The most common cause of an epidural hematoma is a traumatic head injury, typically involving a skull fracture that tears the middle meningeal artery, a blood vessel running between the skull and the dura. The resulting arterial bleed fills the epidural space quickly, compressing the underlying brain tissue.

  • Motor vehicle accidents
  • Falls from height
  • Sports injuries (e.g., cycling, skiing, contact sports)
  • Physical assault or blunt force to the head
  • Skull fractures

Symptoms

A hallmark feature of an epidural hematoma is the so-called lucid interval: the patient briefly loses consciousness after the injury, then appears to recover, only to deteriorate rapidly as the hematoma expands. Not all patients experience this pattern, but it is an important diagnostic clue.

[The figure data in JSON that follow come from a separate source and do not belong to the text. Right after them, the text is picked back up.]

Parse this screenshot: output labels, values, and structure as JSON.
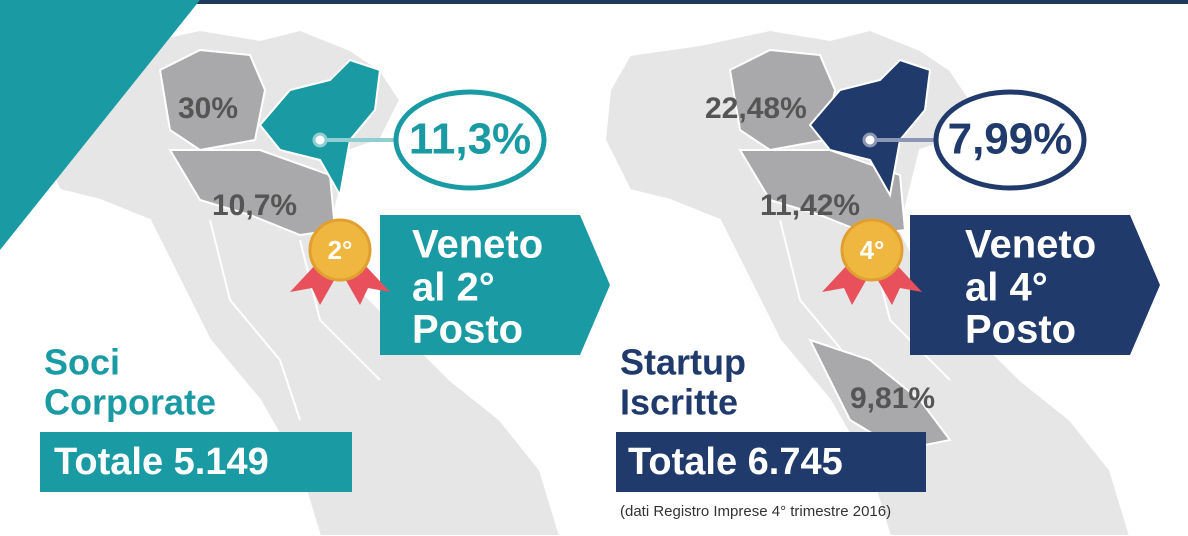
{
  "panels": [
    {
      "title": [
        "Soci",
        "Corporate"
      ],
      "total": "Totale 5.149",
      "highlight": "11,3%",
      "medal": "2°",
      "banner": [
        "Veneto",
        "al 2°",
        "Posto"
      ],
      "percentages": [
        "30%",
        "10,7%"
      ]
    },
    {
      "title": [
        "Startup",
        "Iscritte"
      ],
      "total": "Totale 6.745",
      "highlight": "7,99%",
      "medal": "4°",
      "banner": [
        "Veneto",
        "al 4°",
        "Posto"
      ],
      "percentages": [
        "22,48%",
        "11,42%",
        "9,81%"
      ]
    }
  ],
  "footnote": "(dati Registro Imprese 4° trimestre 2016)"
}
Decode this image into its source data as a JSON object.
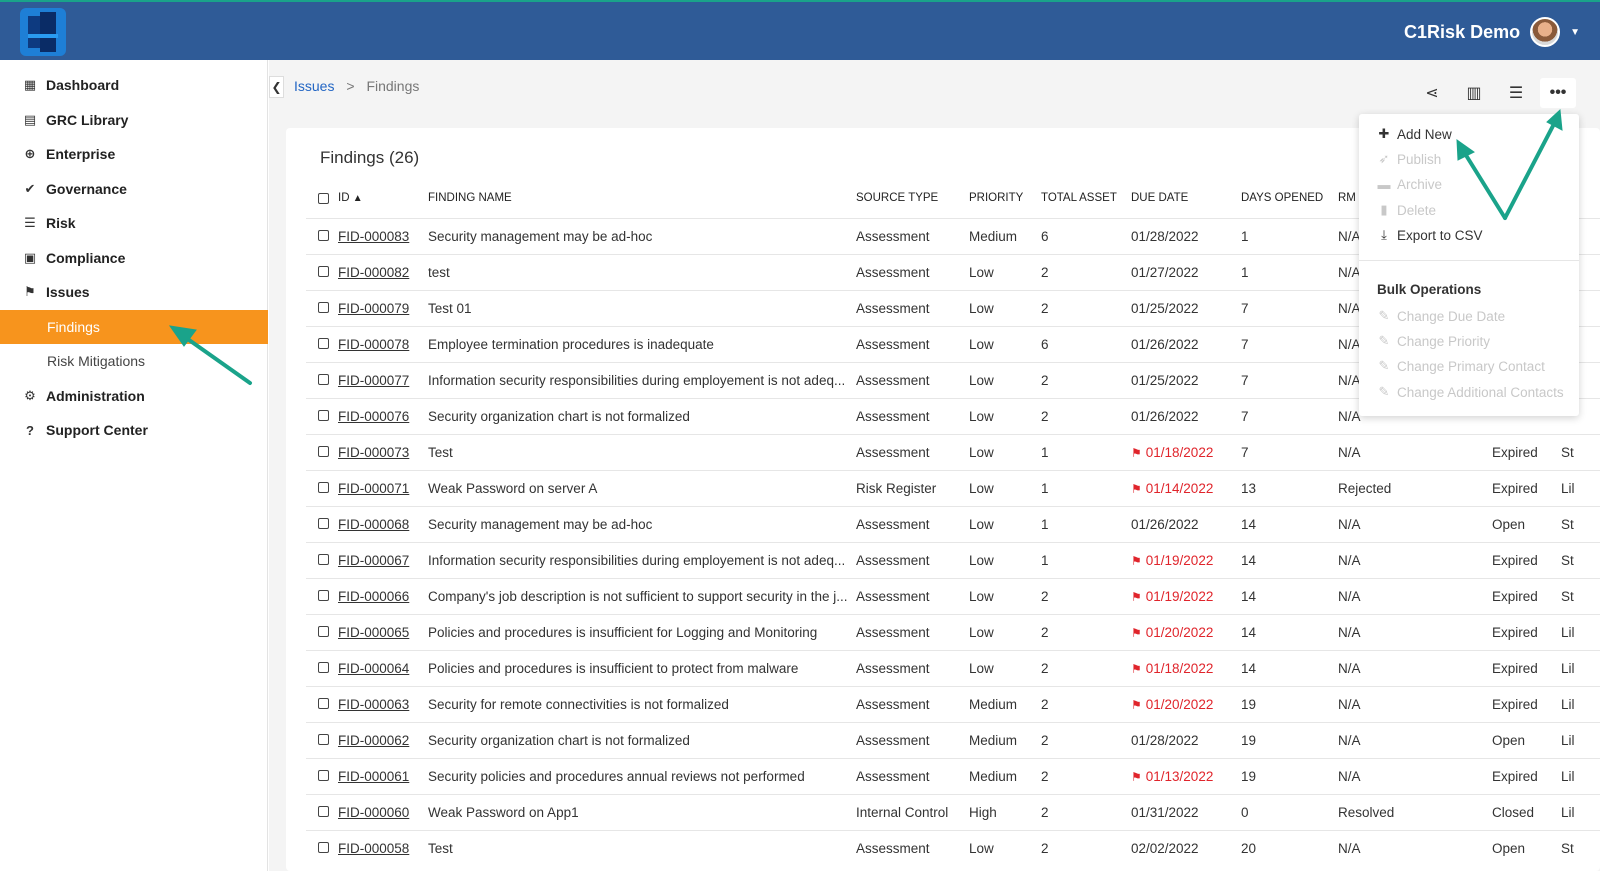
{
  "app": {
    "user_name": "C1Risk Demo"
  },
  "sidebar": {
    "items": [
      {
        "label": "Dashboard",
        "icon": "dashboard-icon"
      },
      {
        "label": "GRC Library",
        "icon": "book-icon"
      },
      {
        "label": "Enterprise",
        "icon": "globe-icon"
      },
      {
        "label": "Governance",
        "icon": "check-double-icon"
      },
      {
        "label": "Risk",
        "icon": "list-icon"
      },
      {
        "label": "Compliance",
        "icon": "clipboard-check-icon"
      },
      {
        "label": "Issues",
        "icon": "flag-icon"
      },
      {
        "label": "Findings",
        "active": true
      },
      {
        "label": "Risk Mitigations"
      },
      {
        "label": "Administration",
        "icon": "gear-icon"
      },
      {
        "label": "Support Center",
        "icon": "question-circle-icon"
      }
    ]
  },
  "breadcrumb": {
    "parent": "Issues",
    "separator": ">",
    "current": "Findings"
  },
  "page": {
    "title": "Findings (26)"
  },
  "table": {
    "headers": [
      "ID",
      "FINDING NAME",
      "SOURCE TYPE",
      "PRIORITY",
      "TOTAL ASSET",
      "DUE DATE",
      "DAYS OPENED",
      "RM S"
    ],
    "rows": [
      {
        "id": "FID-000083",
        "name": "Security management may be ad-hoc",
        "source": "Assessment",
        "priority": "Medium",
        "assets": "6",
        "due": "01/28/2022",
        "overdue": false,
        "days": "1",
        "rm": "N/A",
        "status": "",
        "extra": ""
      },
      {
        "id": "FID-000082",
        "name": "test",
        "source": "Assessment",
        "priority": "Low",
        "assets": "2",
        "due": "01/27/2022",
        "overdue": false,
        "days": "1",
        "rm": "N/A",
        "status": "",
        "extra": ""
      },
      {
        "id": "FID-000079",
        "name": "Test 01",
        "source": "Assessment",
        "priority": "Low",
        "assets": "2",
        "due": "01/25/2022",
        "overdue": false,
        "days": "7",
        "rm": "N/A",
        "status": "",
        "extra": ""
      },
      {
        "id": "FID-000078",
        "name": "Employee termination procedures is inadequate",
        "source": "Assessment",
        "priority": "Low",
        "assets": "6",
        "due": "01/26/2022",
        "overdue": false,
        "days": "7",
        "rm": "N/A",
        "status": "",
        "extra": ""
      },
      {
        "id": "FID-000077",
        "name": "Information security responsibilities during employement is not adeq...",
        "source": "Assessment",
        "priority": "Low",
        "assets": "2",
        "due": "01/25/2022",
        "overdue": false,
        "days": "7",
        "rm": "N/A",
        "status": "",
        "extra": ""
      },
      {
        "id": "FID-000076",
        "name": "Security organization chart is not formalized",
        "source": "Assessment",
        "priority": "Low",
        "assets": "2",
        "due": "01/26/2022",
        "overdue": false,
        "days": "7",
        "rm": "N/A",
        "status": "",
        "extra": ""
      },
      {
        "id": "FID-000073",
        "name": "Test",
        "source": "Assessment",
        "priority": "Low",
        "assets": "1",
        "due": "01/18/2022",
        "overdue": true,
        "days": "7",
        "rm": "N/A",
        "status": "Expired",
        "extra": "St"
      },
      {
        "id": "FID-000071",
        "name": "Weak Password on server A",
        "source": "Risk Register",
        "priority": "Low",
        "assets": "1",
        "due": "01/14/2022",
        "overdue": true,
        "days": "13",
        "rm": "Rejected",
        "status": "Expired",
        "extra": "Lil"
      },
      {
        "id": "FID-000068",
        "name": "Security management may be ad-hoc",
        "source": "Assessment",
        "priority": "Low",
        "assets": "1",
        "due": "01/26/2022",
        "overdue": false,
        "days": "14",
        "rm": "N/A",
        "status": "Open",
        "extra": "St"
      },
      {
        "id": "FID-000067",
        "name": "Information security responsibilities during employement is not adeq...",
        "source": "Assessment",
        "priority": "Low",
        "assets": "1",
        "due": "01/19/2022",
        "overdue": true,
        "days": "14",
        "rm": "N/A",
        "status": "Expired",
        "extra": "St"
      },
      {
        "id": "FID-000066",
        "name": "Company's job description is not sufficient to support security in the j...",
        "source": "Assessment",
        "priority": "Low",
        "assets": "2",
        "due": "01/19/2022",
        "overdue": true,
        "days": "14",
        "rm": "N/A",
        "status": "Expired",
        "extra": "St"
      },
      {
        "id": "FID-000065",
        "name": "Policies and procedures is insufficient for Logging and Monitoring",
        "source": "Assessment",
        "priority": "Low",
        "assets": "2",
        "due": "01/20/2022",
        "overdue": true,
        "days": "14",
        "rm": "N/A",
        "status": "Expired",
        "extra": "Lil"
      },
      {
        "id": "FID-000064",
        "name": "Policies and procedures is insufficient to protect from malware",
        "source": "Assessment",
        "priority": "Low",
        "assets": "2",
        "due": "01/18/2022",
        "overdue": true,
        "days": "14",
        "rm": "N/A",
        "status": "Expired",
        "extra": "Lil"
      },
      {
        "id": "FID-000063",
        "name": "Security for remote connectivities is not formalized",
        "source": "Assessment",
        "priority": "Medium",
        "assets": "2",
        "due": "01/20/2022",
        "overdue": true,
        "days": "19",
        "rm": "N/A",
        "status": "Expired",
        "extra": "Lil"
      },
      {
        "id": "FID-000062",
        "name": "Security organization chart is not formalized",
        "source": "Assessment",
        "priority": "Medium",
        "assets": "2",
        "due": "01/28/2022",
        "overdue": false,
        "days": "19",
        "rm": "N/A",
        "status": "Open",
        "extra": "Lil"
      },
      {
        "id": "FID-000061",
        "name": "Security policies and procedures annual reviews not performed",
        "source": "Assessment",
        "priority": "Medium",
        "assets": "2",
        "due": "01/13/2022",
        "overdue": true,
        "days": "19",
        "rm": "N/A",
        "status": "Expired",
        "extra": "Lil"
      },
      {
        "id": "FID-000060",
        "name": "Weak Password on App1",
        "source": "Internal Control",
        "priority": "High",
        "assets": "2",
        "due": "01/31/2022",
        "overdue": false,
        "days": "0",
        "rm": "Resolved",
        "status": "Closed",
        "extra": "Lil"
      },
      {
        "id": "FID-000058",
        "name": "Test",
        "source": "Assessment",
        "priority": "Low",
        "assets": "2",
        "due": "02/02/2022",
        "overdue": false,
        "days": "20",
        "rm": "N/A",
        "status": "Open",
        "extra": "St"
      }
    ]
  },
  "menu": {
    "items": [
      {
        "label": "Add New",
        "icon": "plus-icon",
        "enabled": true
      },
      {
        "label": "Publish",
        "icon": "rocket-icon",
        "enabled": false
      },
      {
        "label": "Archive",
        "icon": "archive-icon",
        "enabled": false
      },
      {
        "label": "Delete",
        "icon": "trash-icon",
        "enabled": false
      },
      {
        "label": "Export to CSV",
        "icon": "download-icon",
        "enabled": true
      }
    ],
    "bulk_header": "Bulk Operations",
    "bulk_items": [
      {
        "label": "Change Due Date",
        "icon": "edit-icon",
        "enabled": false
      },
      {
        "label": "Change Priority",
        "icon": "edit-icon",
        "enabled": false
      },
      {
        "label": "Change Primary Contact",
        "icon": "edit-icon",
        "enabled": false
      },
      {
        "label": "Change Additional Contacts",
        "icon": "edit-icon",
        "enabled": false
      }
    ]
  },
  "colors": {
    "topbar": "#2f5b97",
    "active": "#f7941d",
    "overdue": "#e0242b",
    "link": "#2366c4",
    "annotation": "#1aa38a"
  }
}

  • Brief loss of consciousness immediately after trauma
  • Apparent recovery (lucid interval)
  • Sudden severe headache
  • Nausea and vomiting
  • Confusion and altered level of consciousness
  • Unilateral dilated and non-reactive pupil (sign of rising intracranial pressure)
  • Weakness or paralysis on one side of the body (hemiparesis)
  • Seizures
  • Progressive decline into coma

Diagnosis

Diagnosis of an epidural hematoma is primarily made using emergency brain imaging. The gold standard is a CT scan (computed tomography) of the head, which typically shows a lens-shaped (biconvex) hyperdense blood collection between the skull and dura. Additional diagnostic steps may include:

  • Neurological examination (assessment of consciousness, reflexes, and pupillary responses)
  • MRI (magnetic resonance imaging) in less acute or uncertain cases
  • Skull X-ray to identify fractures

Treatment

In most cases, an epidural hematoma requires immediate surgical intervention. The speed of treatment is the most critical factor in determining patient outcomes.

Surgical Treatment

The standard procedure is a craniotomy: a neurosurgeon opens the skull, evacuates the blood clot, and cauterizes the bleeding vessel. Relieving the pressure on the brain in a timely manner can prevent permanent neurological damage or death.

Conservative Management

In rare cases involving small hematomas with minimal or no symptoms, close observation in an intensive care unit without immediate surgery may be considered. This requires serial CT scans and continuous neurological monitoring.

Supportive Measures

  • Management of raised intracranial pressure (e.g., positioning, osmotic agents)
  • Intensive care unit monitoring
  • Rehabilitation after surgery (physiotherapy, occupational therapy, speech therapy)

Prognosis

The prognosis of an epidural hematoma is strongly dependent on the time to treatment. When diagnosed and surgically treated promptly, the outlook is often favorable, and full neurological recovery is possible -- particularly in younger patients. Delayed treatment significantly increases the risk of permanent brain damage or fatal outcomes.

References

  1. Greenberg, M. S. - Handbook of Neurosurgery, 9th Edition, Thieme Medical Publishers, 2020.
  2. World Health Organization (WHO) - Neurotrauma Guidelines, available at: www.who.int
  3. Bullock, M. R. et al. - Surgical management of traumatic parenchymal lesions. Neurosurgery, 2006; 58(3 Suppl): S25-46.